To address recurrent congestion and accidents in on-ramp merging zones under mixed two-lane highway traffic, this paper proposes a Hierarchical Cooperative On-ramp Merging Control (HCOMC) framework. The framework integrates virtual vehicle modeling, game-theoretic autonomous lane-changing decision-making, and multi-objective optimization (NSGA-II) to coordinate connected and autonomous vehicles (CAVs) with human-driven vehicles in heterogeneous traffic flows. Innovatively, it combines an enhanced Intelligent Driver Model (IDM) with a quintic polynomial lane-changing model and incorporates cooperative adaptive cruise control (CACC). Simulation results demonstrate that HCOMC significantly improves merging safety and stability across varying traffic densities and CAV penetration rates. Specifically, it achieves a 12.6% increase in throughput efficiency and a 9.3% reduction in average fuel consumption, outperforming existing benchmark methods in comprehensive performance.

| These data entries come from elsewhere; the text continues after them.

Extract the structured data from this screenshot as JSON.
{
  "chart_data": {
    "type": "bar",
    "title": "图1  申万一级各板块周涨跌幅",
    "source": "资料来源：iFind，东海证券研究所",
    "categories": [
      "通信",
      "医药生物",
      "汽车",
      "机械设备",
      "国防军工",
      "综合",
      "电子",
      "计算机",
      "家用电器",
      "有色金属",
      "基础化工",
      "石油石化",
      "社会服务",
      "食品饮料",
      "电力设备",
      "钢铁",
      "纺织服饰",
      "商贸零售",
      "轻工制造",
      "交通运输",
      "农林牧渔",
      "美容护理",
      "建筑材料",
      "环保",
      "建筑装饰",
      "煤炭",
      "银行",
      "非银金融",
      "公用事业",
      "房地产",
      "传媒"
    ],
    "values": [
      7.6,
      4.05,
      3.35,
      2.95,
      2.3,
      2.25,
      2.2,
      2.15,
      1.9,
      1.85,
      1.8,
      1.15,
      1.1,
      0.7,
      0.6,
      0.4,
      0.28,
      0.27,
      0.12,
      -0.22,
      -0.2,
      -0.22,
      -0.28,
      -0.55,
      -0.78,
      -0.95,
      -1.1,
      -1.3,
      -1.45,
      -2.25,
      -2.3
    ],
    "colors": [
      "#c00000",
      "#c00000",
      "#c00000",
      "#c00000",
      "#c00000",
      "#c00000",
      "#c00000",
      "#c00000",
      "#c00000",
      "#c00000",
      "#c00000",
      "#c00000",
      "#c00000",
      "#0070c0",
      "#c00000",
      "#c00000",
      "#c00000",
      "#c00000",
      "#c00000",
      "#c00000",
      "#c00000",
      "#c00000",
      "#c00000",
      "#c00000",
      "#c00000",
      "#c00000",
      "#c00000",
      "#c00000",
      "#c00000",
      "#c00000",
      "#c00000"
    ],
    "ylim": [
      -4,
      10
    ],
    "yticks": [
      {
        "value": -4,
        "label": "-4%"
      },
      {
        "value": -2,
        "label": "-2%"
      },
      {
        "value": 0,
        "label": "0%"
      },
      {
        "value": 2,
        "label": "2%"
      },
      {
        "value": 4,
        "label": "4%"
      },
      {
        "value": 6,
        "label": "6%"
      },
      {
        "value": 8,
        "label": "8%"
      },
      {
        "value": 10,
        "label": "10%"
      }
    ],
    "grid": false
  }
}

Highway on-ramp merging areas are common bottlenecks to traffic congestion and accidents. Currently, a cooperative control strategy based on connected and automated vehicles (CAVs) is a fundamental solution to this problem. While CAVs are not fully widespread, it is necessary to propose a hierarchical cooperative on-ramp merging control (HCOMC) framework for heterogeneous traffic flow on two-lane highways to address this gap. This paper extends longitudinal car-following models based on the intelligent driver model and lateral lane-changing models using the quintic polynomial curve to account for human-driven vehicles (HDVs) and CAVs, comprehensively considering human factors and cooperative adaptive cruise control. Besides, this paper proposes a HCOMC framework, consisting of a hierarchical cooperative planning model based on the modified virtual vehicle model, a discretionary lane-changing model based on game theory, and a multi-objective optimization model using the elitist non-dominated sorting genetic algorithm to ensure the safe, smooth, and efficient merging process. Then, the performance of our HCOMC is analyzed under different traffic densities and CAV penetration rates through simulation. The findings underscore our HCOMC's pronounced comprehensive advantages in enhancing the safety of group vehicles, stabilizing and expediting merging process, optimizing traffic efficiency, and economizing fuel consumption compared with benchmarks.